Now, every call to fromTaggedExpression had to supply the original expression plus the transformed one. While being a little bit more work for the caller, this meant that I did not have those Either Expression Expressions anymore. Of course, I had to adjust some other helper functions such as combining functions for TaggedExpressions, as well.

However, when I started out to experiment with it, I encountered some strange bugs. The main problem was that the functions to combine TaggedExpressions often resulted in failed pattern matches - something that I deliberately wanted when I constructed those functions to get a notification if it received obviously wrong input.

Step 2: Chasing bugs

It took me quite some time to find out what my mistake here was: Previously, a Left carried the semantics "could not find any transformation in expression" while a Right meant exactly the opposite. However, there were some cases in the code at the very last output resp. very first call to the transformation routine that did not adhere to this policy completely.

But since the types were correct, the compiler could not complain... which is something I can not blame Haskell for.
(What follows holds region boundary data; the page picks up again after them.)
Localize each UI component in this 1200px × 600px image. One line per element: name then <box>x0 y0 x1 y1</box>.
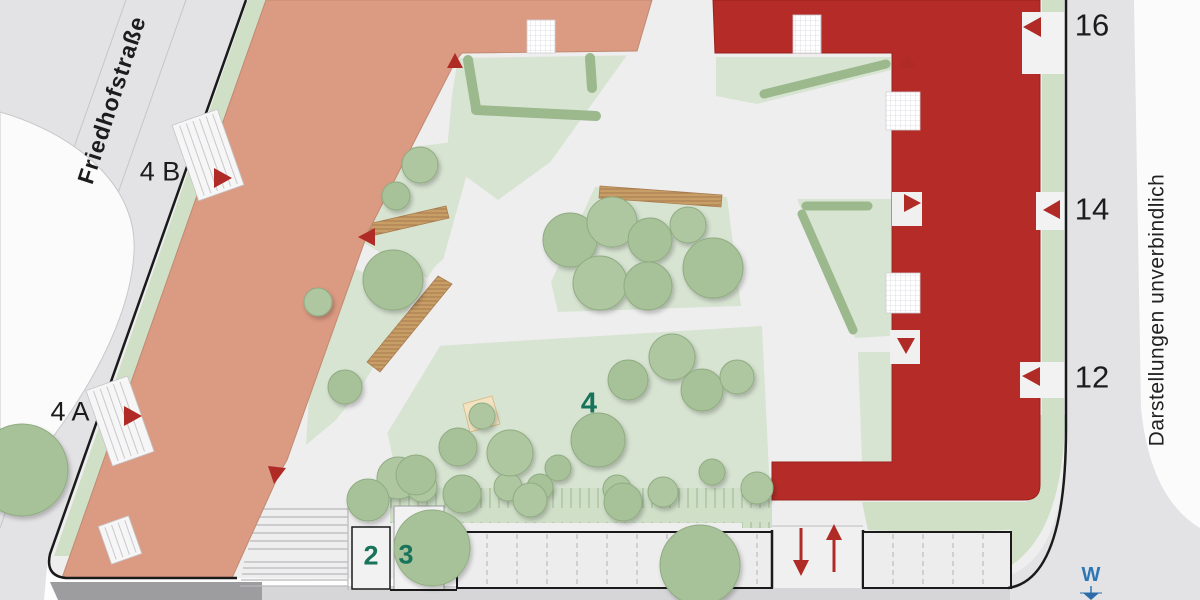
tree <box>443 475 481 513</box>
tree <box>720 360 754 394</box>
entrance-notch-12 <box>1020 362 1066 398</box>
tree <box>394 510 470 586</box>
tree <box>573 256 627 310</box>
tree <box>649 334 695 380</box>
tree <box>363 250 423 310</box>
site-plan: Friedhofstraße 4 B 4 A 16 14 12 2 3 4 Da… <box>0 0 1200 600</box>
tree <box>604 483 642 521</box>
tree <box>624 262 672 310</box>
tree <box>683 238 743 298</box>
terrace-grid <box>886 273 920 313</box>
tree <box>328 370 362 404</box>
tree <box>545 455 571 481</box>
garage-ramp <box>772 524 863 588</box>
tree <box>487 430 533 476</box>
tree <box>396 455 436 495</box>
tree <box>660 525 740 600</box>
tree <box>628 218 672 262</box>
utility-box <box>352 527 390 589</box>
site-plan-drawing <box>0 0 1200 600</box>
tree <box>741 472 773 504</box>
tree <box>699 459 725 485</box>
tree <box>304 288 332 316</box>
parking-row-right <box>863 532 1011 588</box>
entrance-notch-16 <box>1022 12 1066 74</box>
tree <box>681 369 723 411</box>
tree <box>670 207 706 243</box>
tree <box>347 479 389 521</box>
terrace-grid <box>886 92 920 130</box>
tree <box>382 182 410 210</box>
tree <box>571 413 625 467</box>
sidewalk-dark <box>50 582 262 600</box>
tree <box>608 360 648 400</box>
terrace-grid <box>793 15 821 53</box>
tree <box>648 477 678 507</box>
terrace-grid <box>527 20 555 53</box>
tree <box>439 428 477 466</box>
tree <box>513 483 547 517</box>
tree <box>402 147 438 183</box>
tree <box>469 403 495 429</box>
However, I had to ask myself: How could this happen? And more important: How can I avoid those problems in the future?

Step 3: Fixing the bug

To fix this bug, I stepped back one step and did not do the whole transformation from Either to Maybe in one step, but instead transformed fromTaggedExpression into an intermediate state working on Either Expression Expression, but with all the information needed by the Maybe variant:

fromTaggedExpression :: Expression -> (Either Expression Expression) -> Expression
fromTaggedExpression e (Left e') = e
fromTaggedExpression e (Right e') = e'

This alone does not help that much - but now, I could do the following examination:

I exploited this fact and changed fromTaggedExpression to the following after importing Control.Exception:

fromTaggedExpression :: Expression -> (Either Expression Expression) -> Expression
fromTaggedExpression e (Left e') = assert (e==e') e
fromTaggedExpression e (Right e') = assert (e/=e') e'

From this point, the culprit was found quite quickly because the asserts triggered when the respective calls happened.

Resume

I have (hopefully) learned the following lessons from this bug:

A rigid type system is good and helps you a lot, but it can not catch everything. Thus, I should identify semantics that can not be proven (or disproven) by the compiler and document them more strictly.

I would be interested if this bug would have happened if I directly started out using Maybe Expression instead of Either Expression Expression. In the latter case, the implementation might be easier at some points, but it seems that a Maybe more strongly and naturally suggests what you are dealing with, so it may have been the better choice in the first place.